Seule la moitié de la valeur d’un don doit être rapportée à la succession, y compris dans le cas de conjoints donateurs ayant adopté le régime de la communauté universelle avec attribution intégrale au dernier vivant, a récemment jugé la Cour de cassation.


 

Sauf clause particulière, seule la moitié de la valeur d’un bien donné à un enfant doit être rapportée à l’actif successoral au décès du parent survivant, même si les donateurs étaient mariés sous le régime de la communauté universelle avec attribution intégrale au dernier vivant. Ce jugement, qui ne coule pas forcément de source, a été prononcé par la première chambre civile de la Cour de cassation dans un arrêt rendu le 17 avril 2019.
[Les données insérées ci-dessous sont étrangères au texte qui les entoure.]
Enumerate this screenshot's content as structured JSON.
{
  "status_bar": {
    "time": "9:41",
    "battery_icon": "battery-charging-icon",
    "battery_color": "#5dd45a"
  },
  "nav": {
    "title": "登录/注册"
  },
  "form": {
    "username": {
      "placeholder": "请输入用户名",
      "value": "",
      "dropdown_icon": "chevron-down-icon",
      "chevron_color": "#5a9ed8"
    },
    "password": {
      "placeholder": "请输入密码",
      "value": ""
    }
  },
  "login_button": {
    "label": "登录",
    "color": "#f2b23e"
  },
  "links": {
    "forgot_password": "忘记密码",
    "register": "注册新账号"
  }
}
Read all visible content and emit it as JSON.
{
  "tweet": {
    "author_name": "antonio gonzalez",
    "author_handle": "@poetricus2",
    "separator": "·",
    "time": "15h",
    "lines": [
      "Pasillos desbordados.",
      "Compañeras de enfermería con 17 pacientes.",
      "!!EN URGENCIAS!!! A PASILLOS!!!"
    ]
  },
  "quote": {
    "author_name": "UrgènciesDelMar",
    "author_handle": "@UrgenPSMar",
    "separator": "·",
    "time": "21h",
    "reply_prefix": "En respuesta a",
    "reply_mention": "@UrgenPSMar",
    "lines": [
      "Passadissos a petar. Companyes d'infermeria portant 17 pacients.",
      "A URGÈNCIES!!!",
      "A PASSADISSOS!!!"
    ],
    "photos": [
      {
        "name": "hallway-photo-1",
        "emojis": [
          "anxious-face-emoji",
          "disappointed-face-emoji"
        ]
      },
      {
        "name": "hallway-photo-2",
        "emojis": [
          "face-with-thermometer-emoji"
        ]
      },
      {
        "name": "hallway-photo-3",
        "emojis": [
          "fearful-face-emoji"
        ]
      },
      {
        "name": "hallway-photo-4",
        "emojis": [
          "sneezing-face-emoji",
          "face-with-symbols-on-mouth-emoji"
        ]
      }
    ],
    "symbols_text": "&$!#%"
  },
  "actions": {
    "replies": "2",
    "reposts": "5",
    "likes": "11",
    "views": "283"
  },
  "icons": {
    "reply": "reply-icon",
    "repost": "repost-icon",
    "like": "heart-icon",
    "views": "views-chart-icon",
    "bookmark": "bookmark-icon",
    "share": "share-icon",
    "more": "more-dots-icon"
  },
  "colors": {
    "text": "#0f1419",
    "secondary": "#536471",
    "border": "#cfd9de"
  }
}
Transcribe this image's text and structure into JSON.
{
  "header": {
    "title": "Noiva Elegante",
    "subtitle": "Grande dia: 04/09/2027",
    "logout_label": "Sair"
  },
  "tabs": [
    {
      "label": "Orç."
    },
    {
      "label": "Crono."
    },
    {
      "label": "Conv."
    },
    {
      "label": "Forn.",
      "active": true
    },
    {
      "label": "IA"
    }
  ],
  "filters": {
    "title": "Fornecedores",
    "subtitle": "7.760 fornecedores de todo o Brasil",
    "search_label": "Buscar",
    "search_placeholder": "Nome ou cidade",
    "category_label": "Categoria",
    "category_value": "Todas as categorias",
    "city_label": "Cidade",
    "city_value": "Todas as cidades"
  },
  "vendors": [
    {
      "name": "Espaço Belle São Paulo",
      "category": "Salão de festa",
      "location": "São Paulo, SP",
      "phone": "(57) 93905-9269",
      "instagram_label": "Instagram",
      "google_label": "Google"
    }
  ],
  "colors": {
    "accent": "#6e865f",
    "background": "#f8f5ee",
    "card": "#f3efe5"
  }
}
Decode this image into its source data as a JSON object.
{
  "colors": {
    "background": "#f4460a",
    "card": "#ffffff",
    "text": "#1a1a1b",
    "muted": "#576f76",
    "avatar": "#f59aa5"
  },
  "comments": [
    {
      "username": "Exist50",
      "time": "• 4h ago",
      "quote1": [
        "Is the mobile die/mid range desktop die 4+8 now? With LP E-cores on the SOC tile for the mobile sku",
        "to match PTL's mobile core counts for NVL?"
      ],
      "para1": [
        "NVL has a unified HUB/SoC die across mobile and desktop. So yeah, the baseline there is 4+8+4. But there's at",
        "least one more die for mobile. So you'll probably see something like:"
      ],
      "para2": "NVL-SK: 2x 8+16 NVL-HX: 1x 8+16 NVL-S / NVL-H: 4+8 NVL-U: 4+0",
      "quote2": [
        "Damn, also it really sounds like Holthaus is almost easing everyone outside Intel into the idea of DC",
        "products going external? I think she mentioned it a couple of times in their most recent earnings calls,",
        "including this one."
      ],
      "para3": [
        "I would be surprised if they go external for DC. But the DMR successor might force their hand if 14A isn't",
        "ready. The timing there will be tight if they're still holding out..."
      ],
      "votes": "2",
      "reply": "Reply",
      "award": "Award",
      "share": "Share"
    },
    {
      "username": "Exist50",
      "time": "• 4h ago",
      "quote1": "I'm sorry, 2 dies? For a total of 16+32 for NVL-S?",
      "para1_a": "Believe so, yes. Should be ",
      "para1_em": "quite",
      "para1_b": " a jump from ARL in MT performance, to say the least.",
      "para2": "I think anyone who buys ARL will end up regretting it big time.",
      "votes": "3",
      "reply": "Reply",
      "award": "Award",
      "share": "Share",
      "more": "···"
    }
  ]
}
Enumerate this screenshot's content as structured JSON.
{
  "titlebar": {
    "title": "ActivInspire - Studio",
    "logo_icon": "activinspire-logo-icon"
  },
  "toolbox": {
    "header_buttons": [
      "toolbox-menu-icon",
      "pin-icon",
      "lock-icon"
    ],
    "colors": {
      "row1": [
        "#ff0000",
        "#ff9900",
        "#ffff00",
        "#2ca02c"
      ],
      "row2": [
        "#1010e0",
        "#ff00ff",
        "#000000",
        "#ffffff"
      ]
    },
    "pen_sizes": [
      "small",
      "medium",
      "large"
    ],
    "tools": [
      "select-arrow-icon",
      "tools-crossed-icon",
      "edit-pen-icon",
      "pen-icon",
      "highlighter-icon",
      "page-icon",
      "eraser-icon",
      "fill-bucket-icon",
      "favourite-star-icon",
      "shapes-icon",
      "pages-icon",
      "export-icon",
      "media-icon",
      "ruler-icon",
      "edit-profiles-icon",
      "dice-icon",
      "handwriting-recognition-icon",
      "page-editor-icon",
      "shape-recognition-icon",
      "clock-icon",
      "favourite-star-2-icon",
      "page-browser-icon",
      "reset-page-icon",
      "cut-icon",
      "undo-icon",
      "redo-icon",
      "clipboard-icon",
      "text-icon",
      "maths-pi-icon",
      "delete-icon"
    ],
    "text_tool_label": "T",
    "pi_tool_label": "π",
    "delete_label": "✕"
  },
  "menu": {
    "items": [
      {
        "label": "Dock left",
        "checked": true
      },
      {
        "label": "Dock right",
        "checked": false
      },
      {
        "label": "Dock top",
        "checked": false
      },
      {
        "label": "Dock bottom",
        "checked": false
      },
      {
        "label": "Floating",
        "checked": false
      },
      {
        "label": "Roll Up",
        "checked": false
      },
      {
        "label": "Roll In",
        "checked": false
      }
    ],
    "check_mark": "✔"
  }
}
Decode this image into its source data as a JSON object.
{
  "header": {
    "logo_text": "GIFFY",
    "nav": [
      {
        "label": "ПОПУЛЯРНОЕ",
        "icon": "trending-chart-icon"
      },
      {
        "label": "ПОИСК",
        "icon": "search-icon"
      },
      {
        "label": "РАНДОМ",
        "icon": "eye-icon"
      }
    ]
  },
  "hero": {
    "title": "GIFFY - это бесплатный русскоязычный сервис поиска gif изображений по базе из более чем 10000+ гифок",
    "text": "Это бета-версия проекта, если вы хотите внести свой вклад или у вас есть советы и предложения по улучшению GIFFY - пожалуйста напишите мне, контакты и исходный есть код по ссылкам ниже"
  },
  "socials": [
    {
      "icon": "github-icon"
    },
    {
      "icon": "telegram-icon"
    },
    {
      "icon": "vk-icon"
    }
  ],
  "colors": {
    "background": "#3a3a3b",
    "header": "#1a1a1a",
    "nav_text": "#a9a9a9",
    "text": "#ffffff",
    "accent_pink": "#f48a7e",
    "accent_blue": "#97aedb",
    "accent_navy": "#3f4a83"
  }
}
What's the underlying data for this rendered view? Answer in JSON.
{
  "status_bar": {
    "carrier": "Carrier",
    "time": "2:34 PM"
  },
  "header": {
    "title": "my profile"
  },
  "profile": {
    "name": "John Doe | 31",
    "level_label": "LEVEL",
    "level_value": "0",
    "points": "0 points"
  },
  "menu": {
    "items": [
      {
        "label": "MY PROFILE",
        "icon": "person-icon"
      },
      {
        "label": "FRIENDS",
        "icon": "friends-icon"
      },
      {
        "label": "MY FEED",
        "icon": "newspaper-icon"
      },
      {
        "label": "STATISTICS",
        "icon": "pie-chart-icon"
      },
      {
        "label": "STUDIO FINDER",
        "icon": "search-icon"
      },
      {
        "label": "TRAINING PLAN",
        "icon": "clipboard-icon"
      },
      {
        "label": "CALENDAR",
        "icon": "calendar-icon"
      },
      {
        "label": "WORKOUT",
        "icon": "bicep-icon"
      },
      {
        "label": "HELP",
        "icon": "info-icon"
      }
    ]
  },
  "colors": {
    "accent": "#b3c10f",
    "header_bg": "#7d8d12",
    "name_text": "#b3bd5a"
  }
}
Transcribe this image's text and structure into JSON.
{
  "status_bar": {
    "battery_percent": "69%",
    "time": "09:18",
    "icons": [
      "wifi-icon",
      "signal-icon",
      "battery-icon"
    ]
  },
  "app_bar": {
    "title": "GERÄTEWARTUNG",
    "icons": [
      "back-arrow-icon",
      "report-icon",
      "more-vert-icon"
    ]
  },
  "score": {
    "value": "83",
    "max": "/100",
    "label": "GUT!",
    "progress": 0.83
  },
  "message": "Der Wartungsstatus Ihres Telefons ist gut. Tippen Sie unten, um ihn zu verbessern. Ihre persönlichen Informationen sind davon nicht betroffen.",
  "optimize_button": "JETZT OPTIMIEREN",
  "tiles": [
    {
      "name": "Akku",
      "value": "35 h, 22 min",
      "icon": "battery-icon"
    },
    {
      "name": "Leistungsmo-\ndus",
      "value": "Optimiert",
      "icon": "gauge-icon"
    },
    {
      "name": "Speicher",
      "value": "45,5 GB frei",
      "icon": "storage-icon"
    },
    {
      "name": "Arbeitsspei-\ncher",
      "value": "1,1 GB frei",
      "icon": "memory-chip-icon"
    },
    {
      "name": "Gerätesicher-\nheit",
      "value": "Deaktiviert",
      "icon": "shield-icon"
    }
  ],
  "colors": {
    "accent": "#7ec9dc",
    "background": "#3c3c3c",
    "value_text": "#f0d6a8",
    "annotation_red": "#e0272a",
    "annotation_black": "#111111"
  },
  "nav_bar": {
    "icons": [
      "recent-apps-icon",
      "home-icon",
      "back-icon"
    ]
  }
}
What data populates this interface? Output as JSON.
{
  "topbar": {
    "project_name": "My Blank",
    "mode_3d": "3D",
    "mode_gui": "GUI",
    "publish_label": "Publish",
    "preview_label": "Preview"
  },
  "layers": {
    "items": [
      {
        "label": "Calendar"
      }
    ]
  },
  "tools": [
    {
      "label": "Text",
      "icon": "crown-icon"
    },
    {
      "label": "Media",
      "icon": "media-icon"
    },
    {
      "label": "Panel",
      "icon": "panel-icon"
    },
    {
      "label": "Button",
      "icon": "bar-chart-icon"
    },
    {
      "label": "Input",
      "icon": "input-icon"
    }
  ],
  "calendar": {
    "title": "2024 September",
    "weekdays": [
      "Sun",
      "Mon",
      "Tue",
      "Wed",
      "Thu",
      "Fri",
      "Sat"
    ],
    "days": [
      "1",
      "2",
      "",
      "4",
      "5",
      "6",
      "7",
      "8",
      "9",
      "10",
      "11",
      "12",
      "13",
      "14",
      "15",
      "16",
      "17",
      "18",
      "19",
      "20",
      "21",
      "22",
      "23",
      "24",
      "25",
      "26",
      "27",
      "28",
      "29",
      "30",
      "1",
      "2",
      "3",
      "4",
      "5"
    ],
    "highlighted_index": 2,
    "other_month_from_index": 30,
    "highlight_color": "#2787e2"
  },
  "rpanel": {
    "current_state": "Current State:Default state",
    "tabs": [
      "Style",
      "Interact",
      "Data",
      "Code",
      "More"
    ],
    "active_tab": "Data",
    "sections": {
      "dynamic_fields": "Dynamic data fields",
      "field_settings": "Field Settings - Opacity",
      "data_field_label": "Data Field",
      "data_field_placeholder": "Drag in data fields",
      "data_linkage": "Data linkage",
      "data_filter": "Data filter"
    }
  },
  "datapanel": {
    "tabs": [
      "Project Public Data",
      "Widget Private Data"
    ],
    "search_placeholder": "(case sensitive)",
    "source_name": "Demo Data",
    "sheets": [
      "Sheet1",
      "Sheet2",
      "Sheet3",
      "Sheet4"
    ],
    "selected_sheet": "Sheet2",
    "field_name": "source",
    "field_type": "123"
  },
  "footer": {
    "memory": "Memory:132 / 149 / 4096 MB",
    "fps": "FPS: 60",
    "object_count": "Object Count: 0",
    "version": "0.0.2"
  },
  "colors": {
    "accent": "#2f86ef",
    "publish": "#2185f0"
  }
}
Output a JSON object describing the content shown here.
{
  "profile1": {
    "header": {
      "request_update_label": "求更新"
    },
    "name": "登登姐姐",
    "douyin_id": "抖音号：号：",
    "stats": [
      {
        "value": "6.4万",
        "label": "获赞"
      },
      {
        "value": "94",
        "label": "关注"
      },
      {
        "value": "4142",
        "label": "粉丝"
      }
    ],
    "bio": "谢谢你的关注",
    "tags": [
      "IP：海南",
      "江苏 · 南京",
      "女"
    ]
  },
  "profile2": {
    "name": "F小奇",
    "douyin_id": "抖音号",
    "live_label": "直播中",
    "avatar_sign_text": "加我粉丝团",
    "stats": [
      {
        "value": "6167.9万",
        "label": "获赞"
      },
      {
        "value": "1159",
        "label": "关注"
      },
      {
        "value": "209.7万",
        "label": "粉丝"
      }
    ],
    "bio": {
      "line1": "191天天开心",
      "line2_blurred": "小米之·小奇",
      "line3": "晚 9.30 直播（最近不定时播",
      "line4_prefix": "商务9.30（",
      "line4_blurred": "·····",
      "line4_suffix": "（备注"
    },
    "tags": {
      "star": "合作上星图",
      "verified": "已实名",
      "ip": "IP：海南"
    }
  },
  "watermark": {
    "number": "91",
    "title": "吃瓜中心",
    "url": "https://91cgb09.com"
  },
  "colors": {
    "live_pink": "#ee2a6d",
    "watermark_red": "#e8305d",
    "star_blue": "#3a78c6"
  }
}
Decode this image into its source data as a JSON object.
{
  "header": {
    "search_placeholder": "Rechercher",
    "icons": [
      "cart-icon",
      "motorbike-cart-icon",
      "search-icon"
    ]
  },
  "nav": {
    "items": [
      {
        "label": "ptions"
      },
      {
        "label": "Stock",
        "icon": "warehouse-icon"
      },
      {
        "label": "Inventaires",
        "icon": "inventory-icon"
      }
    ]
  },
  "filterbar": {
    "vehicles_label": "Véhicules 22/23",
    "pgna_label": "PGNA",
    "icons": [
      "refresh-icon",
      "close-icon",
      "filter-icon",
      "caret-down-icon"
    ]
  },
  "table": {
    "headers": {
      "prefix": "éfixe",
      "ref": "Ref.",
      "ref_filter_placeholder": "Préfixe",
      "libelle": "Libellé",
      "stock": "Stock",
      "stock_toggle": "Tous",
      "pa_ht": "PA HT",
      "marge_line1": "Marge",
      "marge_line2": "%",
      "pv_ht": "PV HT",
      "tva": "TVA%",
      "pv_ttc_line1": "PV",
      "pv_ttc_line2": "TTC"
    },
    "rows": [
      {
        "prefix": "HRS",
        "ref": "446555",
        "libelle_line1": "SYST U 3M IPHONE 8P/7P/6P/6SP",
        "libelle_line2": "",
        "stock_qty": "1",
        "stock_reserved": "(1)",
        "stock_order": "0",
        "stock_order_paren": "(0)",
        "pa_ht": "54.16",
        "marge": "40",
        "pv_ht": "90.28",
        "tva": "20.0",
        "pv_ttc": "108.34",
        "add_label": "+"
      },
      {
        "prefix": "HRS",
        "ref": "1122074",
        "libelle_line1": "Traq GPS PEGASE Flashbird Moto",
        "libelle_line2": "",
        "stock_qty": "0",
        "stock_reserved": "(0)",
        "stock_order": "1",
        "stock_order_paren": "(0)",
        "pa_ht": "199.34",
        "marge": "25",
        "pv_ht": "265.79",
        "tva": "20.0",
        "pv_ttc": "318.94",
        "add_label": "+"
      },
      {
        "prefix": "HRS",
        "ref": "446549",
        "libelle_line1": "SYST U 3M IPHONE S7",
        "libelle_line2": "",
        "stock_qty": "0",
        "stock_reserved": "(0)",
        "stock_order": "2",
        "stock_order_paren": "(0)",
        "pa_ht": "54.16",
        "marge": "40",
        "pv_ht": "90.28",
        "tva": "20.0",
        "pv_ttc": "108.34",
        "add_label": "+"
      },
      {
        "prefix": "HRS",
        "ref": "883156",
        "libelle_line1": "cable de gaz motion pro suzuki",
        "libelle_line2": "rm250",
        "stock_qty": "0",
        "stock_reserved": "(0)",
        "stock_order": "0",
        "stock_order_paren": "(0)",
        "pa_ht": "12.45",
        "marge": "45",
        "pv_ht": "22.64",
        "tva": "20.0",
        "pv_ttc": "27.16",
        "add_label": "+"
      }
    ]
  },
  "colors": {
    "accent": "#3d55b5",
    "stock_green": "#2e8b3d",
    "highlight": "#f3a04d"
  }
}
Àl’origine du litige, on trouve un couple, d’abord marié sous le régime de la communauté des biens réduite aux acquêts, qui avait donné la nue-propriété (les murs) d’un immeuble acquis en commun à l’un de leurs deux enfants (la fille en l’occurrence), se réservant l’usufruit (la jouissance) du bien. Les époux décident ensuite de changer de régime matrimonial et adoptent la communauté universelle avec attribution intégrale au conjoint survivant. L’épouse décède, puis c’est au tour de son mari quelques années plus tard.


Divergence de point de vue

La fille qui a reçu l’immeuble en donation et son frère ne sont pas d’accord sur la valeur du bien donné à rapporter à la succession de leur père défunt. Pour la première, l’immeuble ayant été acquis en commun par ses parents, la moitié de sa valeur doit être prise en compte puisqu’il s’agit du décès de l’un des deux. Le fils argue, lui, que, compte tenu du régime de la communauté universelle avec attribution intégrale au dernier vivant de ses parents, la totalité de la valeur du bien donné à sa sœur doit être comptabilisée. Cette divergence de point de vue engendre une répartition des droits successoraux différents pour les membres de la fratrie.

Dans un arrêt daté du 12 mars 2018, la cour d’appel de Pau se range à l’avis du fils. L’institution évoque les articles 1438 et 1439 du Codecivil stipulant qu’en présence d’une donation conjointe de biens communs, comme un don réalisé par un seul époux avec le consentement de l’autre à un enfant issu du mariage, la charge de la donation incombe définitivement à la communauté.

Question en suspend

La Cour de cassation rejette l’arrêt de la cour d’appel. La plus haute juridiction française rappelle que, selon l’article 850 du Codecivil, le rapport des dons et legs ne se fait qu’à la succession du donateur. Du coup, « en l’absence de clause particulière dans l’acte, seule la moitié de la valeur du bien objet de la donation était rapportable à la succession » du père, estime la Cour. La Haute juridiction précise même qu’en conséquence, les frais afférents à la donation ne doivent pas être pris en charge dans leur intégralité par la fille donataire.

Une question se pose toutefois : si la valeur de la donation est rapportée pour moitié au décès du père, n’aurait-elle pas dû être également rapportée pour moitié à la succession de la mère lorsque celle-ci est décédée ? La Cour de cassation ne répond pas à cette interrogation de bon sens.